With every lecture we give you exercises to do.  

At this stage of the course we want to continue to develop our ability to observe ourselves through the day.  This is a sense, not just a skill.

Self-observation is a sense; it is a way of perceiving and feeling. It is a way of experiencing.  

When you are observing yourself, it is based and rooted in being here and now and observing actively.  You can know you are sitting there, but it is another thing entirely to consciously know that you are sitting there.  You can know you are driving, but it is completely different to observe you are driving, to actively watch.

What needs to happen in that observation is simply the inquisitiveness of looking, but not to add thought or emotion.  Does everyone notice when late at night you hear an unusual sound in your house but you do not know what it is and that first instant you have that inquisitiveness?  Only afterwards comes a thought, “what is that?” Then the mind starts analyzing the sound, and puts together that sound with things you have experienced in the past.  That all happens very fast. The very first thing that happens is the inquisitiveness. There is an openness to mind, but the intellect rapidly narrows down all of the possibilities to what it is already known, and says “it must be the cat, or the neighbor, or the wind.”  You see how the mind does that? We need to suspend that in meditation. Stop that when you are meditating. Instead, be the one who is simply looking and does not know the answer. No longer let the mind put labels and names and compare with its past experience, because its past experience is extremely limited and conditioned entirely by suffering.  It does not know reality.

If you want to know reality, you have to be willing to look objectively, and accept that you do not know the truth already.

Self-observation should be the same. Observe yourself as if you do not know who you are. Be looking as though, “there is this strange thing, I am in this weird machine that is walking around and saying things and doing things and I do not know who is in charge of it.  Sometimes it has these emotions and thoughts coming out of it. These words coming out of it and I do not know what it is doing and who is it that is running this machine.”
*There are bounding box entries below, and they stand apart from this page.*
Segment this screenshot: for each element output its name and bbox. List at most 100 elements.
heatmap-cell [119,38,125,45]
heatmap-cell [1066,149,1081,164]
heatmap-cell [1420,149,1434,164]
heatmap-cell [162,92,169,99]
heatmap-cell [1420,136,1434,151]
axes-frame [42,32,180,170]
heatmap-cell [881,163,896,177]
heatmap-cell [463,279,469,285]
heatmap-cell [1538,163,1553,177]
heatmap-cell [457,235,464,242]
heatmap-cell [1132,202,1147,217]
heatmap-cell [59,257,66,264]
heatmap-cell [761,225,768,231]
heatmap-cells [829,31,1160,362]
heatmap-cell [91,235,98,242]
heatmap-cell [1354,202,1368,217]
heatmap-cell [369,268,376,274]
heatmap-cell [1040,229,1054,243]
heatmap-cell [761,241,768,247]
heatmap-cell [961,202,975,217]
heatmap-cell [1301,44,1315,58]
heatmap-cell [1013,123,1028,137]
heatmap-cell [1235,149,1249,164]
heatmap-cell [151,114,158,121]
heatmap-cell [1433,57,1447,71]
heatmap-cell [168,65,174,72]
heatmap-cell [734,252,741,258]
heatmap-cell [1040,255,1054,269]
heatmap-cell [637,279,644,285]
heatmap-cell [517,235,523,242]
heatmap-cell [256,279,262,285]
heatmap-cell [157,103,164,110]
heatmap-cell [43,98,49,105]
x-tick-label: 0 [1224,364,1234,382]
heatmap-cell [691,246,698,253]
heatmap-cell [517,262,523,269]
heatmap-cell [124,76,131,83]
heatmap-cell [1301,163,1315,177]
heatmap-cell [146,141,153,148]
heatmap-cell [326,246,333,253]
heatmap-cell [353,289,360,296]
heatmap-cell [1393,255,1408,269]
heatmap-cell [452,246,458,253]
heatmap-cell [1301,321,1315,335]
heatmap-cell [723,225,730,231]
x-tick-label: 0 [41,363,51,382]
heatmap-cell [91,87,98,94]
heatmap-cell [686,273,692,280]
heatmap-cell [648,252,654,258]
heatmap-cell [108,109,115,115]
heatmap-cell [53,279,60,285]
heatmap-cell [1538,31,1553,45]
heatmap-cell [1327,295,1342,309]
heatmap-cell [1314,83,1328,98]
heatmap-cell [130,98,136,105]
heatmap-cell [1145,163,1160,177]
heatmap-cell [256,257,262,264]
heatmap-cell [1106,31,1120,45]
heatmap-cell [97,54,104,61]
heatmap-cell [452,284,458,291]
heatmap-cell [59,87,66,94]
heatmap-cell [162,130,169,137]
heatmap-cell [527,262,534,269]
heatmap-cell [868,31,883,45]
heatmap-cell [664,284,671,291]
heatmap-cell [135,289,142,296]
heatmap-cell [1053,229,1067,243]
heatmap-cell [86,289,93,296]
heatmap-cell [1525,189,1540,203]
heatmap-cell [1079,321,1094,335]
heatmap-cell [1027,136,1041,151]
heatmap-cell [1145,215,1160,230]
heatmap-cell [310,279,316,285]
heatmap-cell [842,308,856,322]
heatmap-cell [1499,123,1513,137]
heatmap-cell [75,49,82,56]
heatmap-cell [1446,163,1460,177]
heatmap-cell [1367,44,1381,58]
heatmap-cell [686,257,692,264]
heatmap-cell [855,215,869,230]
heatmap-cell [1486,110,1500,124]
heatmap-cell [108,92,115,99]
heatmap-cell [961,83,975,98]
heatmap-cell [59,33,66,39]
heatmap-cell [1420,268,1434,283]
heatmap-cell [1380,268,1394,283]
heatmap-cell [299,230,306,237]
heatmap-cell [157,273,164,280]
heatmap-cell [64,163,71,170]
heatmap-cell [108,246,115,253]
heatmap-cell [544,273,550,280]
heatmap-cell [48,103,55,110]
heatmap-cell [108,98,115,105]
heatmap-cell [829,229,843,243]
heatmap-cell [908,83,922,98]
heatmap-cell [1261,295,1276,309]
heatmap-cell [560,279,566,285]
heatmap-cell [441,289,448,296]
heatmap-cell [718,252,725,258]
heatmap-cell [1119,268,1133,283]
This is how self-observation becomes broader.  If you are going around thinking that you know yourself and you know who you are and what you are then you are narrowing your range of perception.  Open it up and let go of all those notions of “I know who I am” because you do not, none of us do.

The second practice is that to begin working on this retrospection daily.  All day long observe yourself, and at night remember what you observed. Not analyzing, not labeling.  We do not want the intellect saying “I did this and this and it was all very logical.” That is not how you retrospect.  Retrospection is simply to recall the memories of what happened. No labels, no names, no analysis. It is where you just gather the facts.  You are simply putting together all the available facts.

Finally, after you do the retrospection, pick a fact that you want to investigate further. Meditate on that, but do not speculate on it.  Do not let your emotions color it. Do not be distracted. Just observe it as it is and be patient, and wait to see if something new emerges. If not, don’t worry. Eventually, something will.

The exercises for today, even though described in a simple way here, they do require that you have already developed some skill.  You need to have sufficient concentration, you need to have sufficient relaxation, and you need to have sufficient imagination.

You have to be honest with yourself and really recognize the level of development that you have and what you need.  

I do not expect that everyone listening to this lecture will be capable of doing these practices today.  I am explaining them so you know what you are working towards.

There is a goal and a purpose to all of this.  Start where you are. If you have a completely wild mind that will not obey you and your body will not obey you at all, start at the beginning and train it.